Lapse in protocol cited as factor in prison escape

February 21, 2006


The first casualty in the aftermath of the Feb. 12 inmate escape from Lansing Correctional Facility may be a corrections officer.

The Kansas Department of Corrections on Monday afternoon said Warden David McKune was proposing the termination of the officer for failing to follow the prison's security protocols.

The lapse in protocol - not adequately inspecting vehicles as they leave the prison grounds - was a factor in the escape of John M. Manard, a 27-year-old inmate who was serving a life sentence for first-degree murder. Manard and his alleged accomplice, Toby Young, the lead volunteer with a dog-rescue program at the prison, have not been seen since the escape.

Bill Miskell, a spokesman for the Department of Corrections, described the officer who is facing firing as having "at least eight years" of experience on the corrections staff.

The officer is not thought to be involved in the escape scheme. Rather, his pending termination is for paying lax attention to protocol that could have prevented the escape.

"I can tell you that, based upon the information that we've been able to develop from interviews and from the video surveillance, he did not properly inspect the Safe Harbor Prison Dog van as it left with Toby Young driving and John Manard hidden in a dog crate in the back of the van," Miskell said.

The officer was notified Monday of his proposed firing, Miskell said, and suspended with pay. Under civil service regulations, the officer will have the opportunity to discuss the action with McKune. After that time, McKune will make the decision about whether to finalize the proposal, modify it or withdraw the action.

Miskell said McKune likely would make his decision by the end of this week.

If the officer disagrees with any disciplinary action that is imposed, he can appeal to the State Civil Service Board. Only then would the officer's name be made public by the state, Miskell said.

A call to Lansing Local 3371 of the American Federation of State, County and Municipal Employees, the union that represents corrections officers at the prison, went unanswered Tuesday afternoon. The local's president did not respond to an e-mail inquiry Tuesday evening.

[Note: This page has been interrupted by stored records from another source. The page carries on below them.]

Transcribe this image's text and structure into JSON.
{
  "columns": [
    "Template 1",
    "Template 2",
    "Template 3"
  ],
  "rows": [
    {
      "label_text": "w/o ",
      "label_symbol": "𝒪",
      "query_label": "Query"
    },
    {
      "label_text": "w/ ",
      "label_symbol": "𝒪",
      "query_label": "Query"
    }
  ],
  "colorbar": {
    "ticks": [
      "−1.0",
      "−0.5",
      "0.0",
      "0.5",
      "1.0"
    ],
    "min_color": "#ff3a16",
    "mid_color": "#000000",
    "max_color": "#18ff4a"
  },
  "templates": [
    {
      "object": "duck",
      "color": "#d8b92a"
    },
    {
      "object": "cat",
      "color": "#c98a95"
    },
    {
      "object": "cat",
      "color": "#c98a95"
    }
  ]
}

Meanwhile, authorities are actively continuing the search for Manard and Young with the help of local, state and national law enforcement agencies.

"We have notified authorities from both Mexico and Canada that John Manard has escaped from the Lansing Correctional Facility and Toby Young is believed to be with him," Miskell said.

Last week, authorities asked for the public's help in spotting the pair - who may have disguised themselves since the breakout. Videotape from a Kansas City-area store captured Young purchasing an electric razor and black or dark brown hair dye prior to the escape. The two also are believed to have more than $10,000 in cash and two semiautomatic handguns.

Miskell said the call for help has resulted in "lots and lots of sightings, particularly from the metro (Kansas City) area," but "the information we have developed thus far has not been productive."

Authorities also have asked the public's help in finding someone who may have sold a 1998-2000 blue Chevrolet sport utility vehicle within the past month or so to Young.

They believe Young and Manard left the Safe Harbor van at a Bonner Springs storage facility for the SUV.


bankboy119 12 years, 2 months ago

Yes of course the guard should get the same punishment as the murderer. I guess if I had a phd I would have known.

badger 12 years, 2 months ago

If it had been a simple mistake, something he didn't notice or couldn't have been expected to see, I'd be inclined towards leniency for the guard.

But he deliberately ignored his procedures and his rules, and the very thing the rules were supposed to prevent happened.

If this is the first time he's ever failed to follow a procedure, and he has been an exemplary employee to this point, then perhaps some form of suspension and probation. However, barring him being a pretty amazing employee, I just can't see a lot of justification for him keeping his job. Aside from the fact that he allowed an inmate to escape and all the ramifications of that, corrections officers need to trust that the other guy will do what he's supposed to. If they can't trust him, it may undermine their effectiveness as a whole.